A.G.
Your questions are good ones and I sort of felt like I wasn't explaining it very clearly or comprehensively in that post, and frankly I'm not all that mathemetically inclined or interested in mathematics or its applied theories anyway.
First of all, one even starts to wonder why, if let's say the hole on some course where it's most necessary to allocate a handicap stroke to equalize between players of different handicaps (let's say for discussion an 18 against a scratch), the proverbial #1 handicap hole, is hole #6 on a course. And let's say the next most necessary hole on the course for the same purpose is #8. The USGA Handicap System and manual does not recommend that #8 get the 2nd handicap stroke allocation, they recommend it be a hole on the back nine, and the 3rd handicap hole be on the front nine and the next on the back nine and back and forth that way for all 18 stroke holes.
They recommend that pretty much due to the essential nature of the match play format---eg scored via "holes" not strokes, and I guess because in tournaments players can start off both #1 and #10.
And then there is this whole ESC thing which is really only relevent to match play because in match play golfers don't have to actually finish holes which they certainly do in stroke play.
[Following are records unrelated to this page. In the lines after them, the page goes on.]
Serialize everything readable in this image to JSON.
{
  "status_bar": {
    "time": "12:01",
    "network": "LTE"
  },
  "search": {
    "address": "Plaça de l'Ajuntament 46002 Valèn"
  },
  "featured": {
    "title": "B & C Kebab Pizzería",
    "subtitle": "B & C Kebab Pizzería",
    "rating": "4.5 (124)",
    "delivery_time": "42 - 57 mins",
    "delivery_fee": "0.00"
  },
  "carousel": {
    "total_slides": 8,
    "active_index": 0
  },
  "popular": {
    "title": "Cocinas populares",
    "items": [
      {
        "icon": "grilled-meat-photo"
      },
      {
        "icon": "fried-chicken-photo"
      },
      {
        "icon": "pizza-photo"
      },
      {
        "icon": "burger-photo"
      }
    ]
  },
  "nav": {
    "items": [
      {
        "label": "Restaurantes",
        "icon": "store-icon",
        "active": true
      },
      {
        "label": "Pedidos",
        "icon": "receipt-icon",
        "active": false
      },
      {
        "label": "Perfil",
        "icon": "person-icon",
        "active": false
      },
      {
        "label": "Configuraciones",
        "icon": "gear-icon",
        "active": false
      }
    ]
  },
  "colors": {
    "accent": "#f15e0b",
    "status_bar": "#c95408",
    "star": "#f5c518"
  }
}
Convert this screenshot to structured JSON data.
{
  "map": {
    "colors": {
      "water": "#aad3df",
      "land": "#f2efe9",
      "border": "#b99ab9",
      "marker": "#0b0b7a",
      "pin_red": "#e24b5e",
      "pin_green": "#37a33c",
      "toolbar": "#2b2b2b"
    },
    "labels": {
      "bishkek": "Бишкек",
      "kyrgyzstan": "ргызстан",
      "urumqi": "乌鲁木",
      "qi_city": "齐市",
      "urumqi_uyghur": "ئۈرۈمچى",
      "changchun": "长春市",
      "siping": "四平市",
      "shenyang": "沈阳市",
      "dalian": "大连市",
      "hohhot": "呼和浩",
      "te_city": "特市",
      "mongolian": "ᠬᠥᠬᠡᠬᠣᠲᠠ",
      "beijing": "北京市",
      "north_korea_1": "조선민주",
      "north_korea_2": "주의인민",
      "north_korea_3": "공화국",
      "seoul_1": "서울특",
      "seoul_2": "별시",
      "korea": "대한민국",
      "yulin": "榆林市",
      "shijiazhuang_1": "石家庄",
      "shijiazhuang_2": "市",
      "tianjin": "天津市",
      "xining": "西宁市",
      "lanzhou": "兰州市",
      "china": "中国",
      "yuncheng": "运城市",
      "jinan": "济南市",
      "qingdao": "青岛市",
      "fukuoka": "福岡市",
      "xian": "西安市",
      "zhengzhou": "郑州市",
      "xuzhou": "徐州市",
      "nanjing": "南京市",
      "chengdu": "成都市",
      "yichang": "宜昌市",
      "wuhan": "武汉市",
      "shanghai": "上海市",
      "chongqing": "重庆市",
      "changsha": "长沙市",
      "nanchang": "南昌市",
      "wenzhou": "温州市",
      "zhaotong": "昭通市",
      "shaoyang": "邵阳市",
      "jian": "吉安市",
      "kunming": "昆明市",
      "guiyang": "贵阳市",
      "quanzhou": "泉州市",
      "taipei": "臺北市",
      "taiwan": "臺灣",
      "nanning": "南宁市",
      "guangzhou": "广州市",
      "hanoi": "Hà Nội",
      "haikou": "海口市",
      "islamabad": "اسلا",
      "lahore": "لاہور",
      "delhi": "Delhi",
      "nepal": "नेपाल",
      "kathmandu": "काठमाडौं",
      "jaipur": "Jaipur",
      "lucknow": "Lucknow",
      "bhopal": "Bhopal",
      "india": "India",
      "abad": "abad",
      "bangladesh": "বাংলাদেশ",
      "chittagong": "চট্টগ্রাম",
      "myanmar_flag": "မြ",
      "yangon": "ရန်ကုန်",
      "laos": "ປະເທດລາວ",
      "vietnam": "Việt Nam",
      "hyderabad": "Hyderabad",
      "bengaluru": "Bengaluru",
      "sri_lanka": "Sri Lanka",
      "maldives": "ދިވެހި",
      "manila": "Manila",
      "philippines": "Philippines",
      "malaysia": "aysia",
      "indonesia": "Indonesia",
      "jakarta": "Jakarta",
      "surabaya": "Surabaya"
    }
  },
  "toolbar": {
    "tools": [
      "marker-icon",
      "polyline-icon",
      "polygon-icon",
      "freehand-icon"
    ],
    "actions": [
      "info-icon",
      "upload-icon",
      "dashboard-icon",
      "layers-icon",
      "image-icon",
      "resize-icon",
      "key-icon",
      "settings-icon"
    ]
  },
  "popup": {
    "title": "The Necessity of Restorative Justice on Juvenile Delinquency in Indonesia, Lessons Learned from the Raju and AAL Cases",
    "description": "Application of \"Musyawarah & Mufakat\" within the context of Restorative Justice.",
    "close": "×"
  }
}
Because of that golfers can estimate what they might have made on a hole via ESC which is not possible in stroke play because you have to putt out and finish all 18 holes in stroke play or you are not considered to have played a round of golf
And then you get into this whole thing of handicap posting and how it's done---via ONE single round GROSS score. That is not the match play format or scoring mechanism, it's only the Stroke Play format and scoring mechanism, so why do they have it for handicap posting purposes when probably 90% of the golf played in the world is with match play?
In my opinion, because it's easier to post that way; it's simpler.
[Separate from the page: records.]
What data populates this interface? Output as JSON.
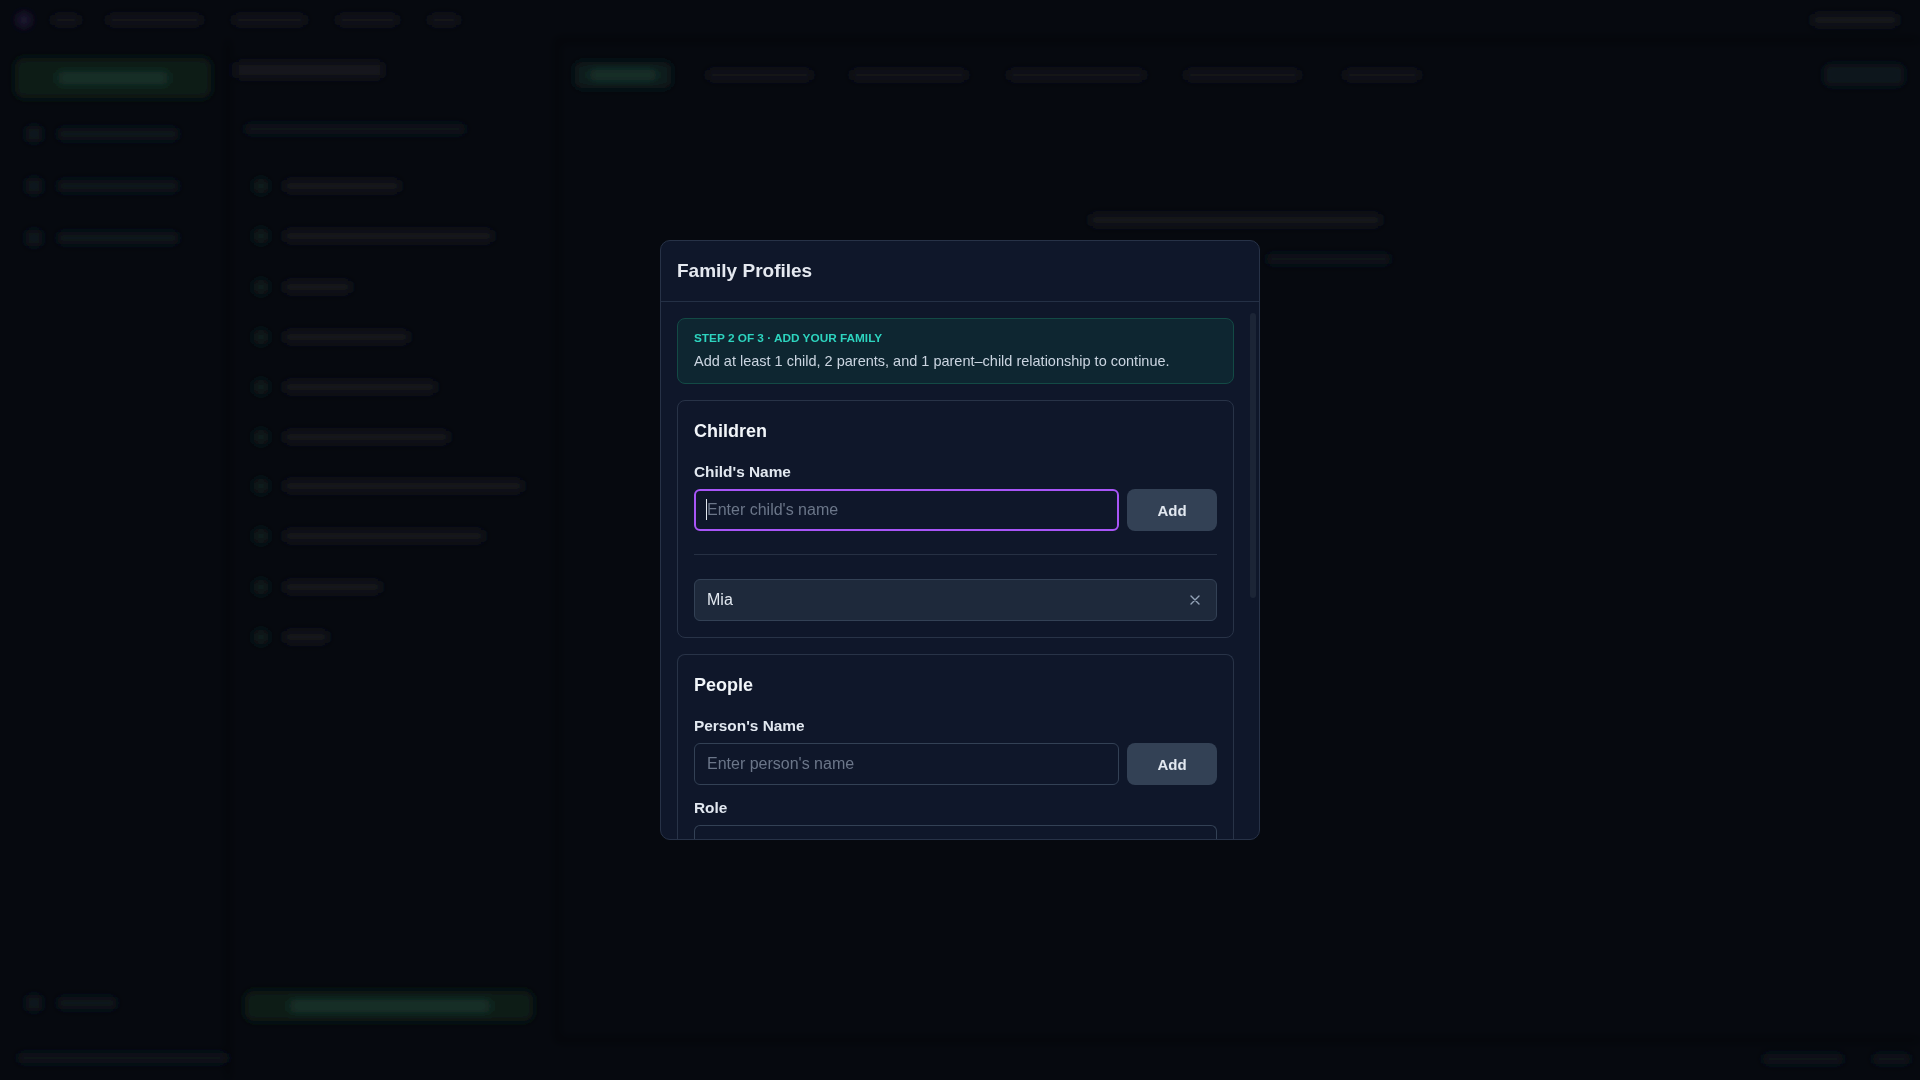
{
  "dialog": {
    "title": "Family Profiles",
    "step_banner": {
      "step": "STEP 2 OF 3 · ADD YOUR FAMILY",
      "message": "Add at least 1 child, 2 parents, and 1 parent–child relationship to continue."
    },
    "sections": [
      {
        "title": "Children",
        "fields": [
          {
            "kind": "text_add",
            "label": "Child's Name",
            "placeholder": "Enter child's name",
            "focused": true,
            "button": "Add"
          }
        ],
        "items": [
          {
            "name": "Mia"
          }
        ]
      },
      {
        "title": "People",
        "fields": [
          {
            "kind": "text_add",
            "label": "Person's Name",
            "placeholder": "Enter person's name",
            "focused": false,
            "button": "Add"
          },
          {
            "kind": "select",
            "label": "Role"
          }
        ]
      }
    ]
  }
}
The reason I know that is about twenty years ago me and a few guys from Philadelphia CC, the club I mentioned to you has both now, made a formal recommendation to the USGA (it took us about two years
) that they consider requiring hole by hole posting for handicap purposes simply to solve all the problems of sand-bagging in one fell swoop!
I remember the Director of the USGA's GHIN System back, Dean Knuth, (I think he actually invented the GHIN System and he has henceforth been known as "The Pope of Slope") said to us; "Guys, it has taken me 20 years to get handicap posting compliance up to about 40% asking golfers to post a single score (a GROSS single round score which is the stroke play format and scoring mechanism) and now you are asking me to tell them to post EIGHTEEN scores (hole by hole)?"
Well that stopped us cold but we told him: "Dean, do you realize if you do require golfers to post hole by hole for handicapping purpose in a single act you will virtually solve every handicap problem known to man in one fell swoop?" He said; "Of course I do, and maybe it can happen when scanning gets better or computers and their programs do. That was about twenty years ago!
We even told him that he wouldn't need to try and teach golfers what ESC is or how to calculate it before posting a single round GROSS score (by the way, they kept changing the ESC procedure and formula so much even I couldn't remember what it was in any given year) because it could just be imbedded into the computer system so if a golfer posted a 10 on a par 3 the ESC formula in the system would automatically reduce it to the ESC requirement for the handicap of that particular golfer.
Basically they are still trying to fit a square peg into a round hole with the handicap posting procedure by using a single gross score for handicap posting purposes (the stroke play format) with the match play format and scoring procedure which is by holes (hole by hole) and not by a single 18 hole round GROSS score.
Essentially, and mathematically and realistically with most all golfers if they had two handicaps, a match play handicap and a stroke play handicap, inherently their stroke play handicap is always going to be greater than their match play handicap due to the inherent differences between the two formats and their vastly different scoring mechanism!